I found some weapons of mass destruction (WMDs) while travelling home last night. In need of a book or three, I popped into Books Etc in the rather plush 02 centre on Finchley Road and found, to my utmost pleasure, the next book in a series I’ve been reading since I was about 14. This book is….Adrian Mole and the Weapons of Mass Destruction. These books I like for two reasons:
1) They have been a part of my life (and I’d guess about half a million other 30somethings) since teenage years. Oh, the joy of something which isn’t changing for some faddish reason or other, or at least the sense of continuity. Well, Adrian has changed, but his OCD-related humour is as rich as ever. The same old characters, the terrible/ovely Ashby de la Zouch is a character in its own right (now Adrian has moved to a loft apartment in "The Old Battery Factory, Rat Wharf" – great names). There is Pandora, his mum Pauline, his ever eeyoreish dad and a new love interest called Marigold.

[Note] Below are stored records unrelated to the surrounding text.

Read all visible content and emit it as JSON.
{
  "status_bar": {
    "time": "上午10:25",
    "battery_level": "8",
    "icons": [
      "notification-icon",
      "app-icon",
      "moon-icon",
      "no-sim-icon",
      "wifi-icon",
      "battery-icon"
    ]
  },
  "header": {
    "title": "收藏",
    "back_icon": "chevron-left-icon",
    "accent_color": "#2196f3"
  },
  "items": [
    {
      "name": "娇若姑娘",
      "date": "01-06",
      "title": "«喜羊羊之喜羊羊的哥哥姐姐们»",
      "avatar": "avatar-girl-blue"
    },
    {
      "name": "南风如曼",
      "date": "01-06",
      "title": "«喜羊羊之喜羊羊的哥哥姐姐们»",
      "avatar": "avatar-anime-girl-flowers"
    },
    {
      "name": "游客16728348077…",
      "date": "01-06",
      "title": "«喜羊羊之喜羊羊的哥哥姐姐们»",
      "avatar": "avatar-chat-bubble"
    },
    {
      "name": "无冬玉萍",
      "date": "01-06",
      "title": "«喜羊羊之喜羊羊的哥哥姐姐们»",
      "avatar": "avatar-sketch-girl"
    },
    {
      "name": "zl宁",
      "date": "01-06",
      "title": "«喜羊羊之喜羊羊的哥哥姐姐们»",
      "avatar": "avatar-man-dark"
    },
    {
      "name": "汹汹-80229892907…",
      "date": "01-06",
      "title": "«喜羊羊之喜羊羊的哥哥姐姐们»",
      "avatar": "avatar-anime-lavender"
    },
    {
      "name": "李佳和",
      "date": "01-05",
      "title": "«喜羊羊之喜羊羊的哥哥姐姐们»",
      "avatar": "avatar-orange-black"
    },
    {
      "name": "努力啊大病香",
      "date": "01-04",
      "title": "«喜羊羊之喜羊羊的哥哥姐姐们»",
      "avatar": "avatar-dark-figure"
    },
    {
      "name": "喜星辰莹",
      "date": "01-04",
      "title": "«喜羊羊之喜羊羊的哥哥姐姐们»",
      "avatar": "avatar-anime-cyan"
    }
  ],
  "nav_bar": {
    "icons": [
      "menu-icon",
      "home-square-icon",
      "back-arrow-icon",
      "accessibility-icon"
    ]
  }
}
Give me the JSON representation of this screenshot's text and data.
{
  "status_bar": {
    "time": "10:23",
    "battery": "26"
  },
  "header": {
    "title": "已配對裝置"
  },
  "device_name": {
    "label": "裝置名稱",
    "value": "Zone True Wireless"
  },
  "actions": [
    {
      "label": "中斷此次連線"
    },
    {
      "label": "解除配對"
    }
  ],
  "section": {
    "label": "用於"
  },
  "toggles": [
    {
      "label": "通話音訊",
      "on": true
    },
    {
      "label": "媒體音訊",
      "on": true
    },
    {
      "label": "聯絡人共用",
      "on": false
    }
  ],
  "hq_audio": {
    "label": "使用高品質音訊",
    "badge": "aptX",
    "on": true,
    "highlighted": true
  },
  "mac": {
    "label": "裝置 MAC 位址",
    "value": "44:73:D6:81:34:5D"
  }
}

2) Lynn uses a Book Courier to read her endless pile of queued up novels. This is a little machine the size of a packet of 10 fags, which turns text files into synthesised speech and plays them back through headphones, kind of like an iPod for blindos (yes, it plays MP3s too). I use, well, my screwed up eyes to do same. However, before we married, I used to read books to her, and every now and then, a book appears which suits the ‘reading aloud’ bill perfectly. Adrian Moles are the ideal format. I also enjoyed reading Bridget Jones to her. So the reading of this book has a nice, sociable feel to it, and it does at least mean we have a good reason to skip TV for a couple of hours a night.
Sue Townsend, the AM author, is going blind – she might even be stone blind by now, and the outcome of this has surfaced in AM’s gay friend, Nigel, who is now on the partially sighted register. I wonder where ST will take us with this character? I’ve not found any wild inaccuracies yet (myself and Big Wife enjoy having a giggle when sightlings make totally incorrect assumptions about how we live). I also wonder how many pro authors have had to resort to access tech to write their stuff. I’m assuming this was written using JAWS or Window-Eyes…or at least Zoomtext.
I’m up to October 24th, and when Lynn was about to drift off to sleep (as she will do, not matter what is playing, and annoyingly, however good it is), then I had to tell her to hide the book as I’d have been taking sneaky peeks. But from what I’ve read so far, Sue Townsend, is, yet again, a folk hero, and the Victoria Wood of observational writing.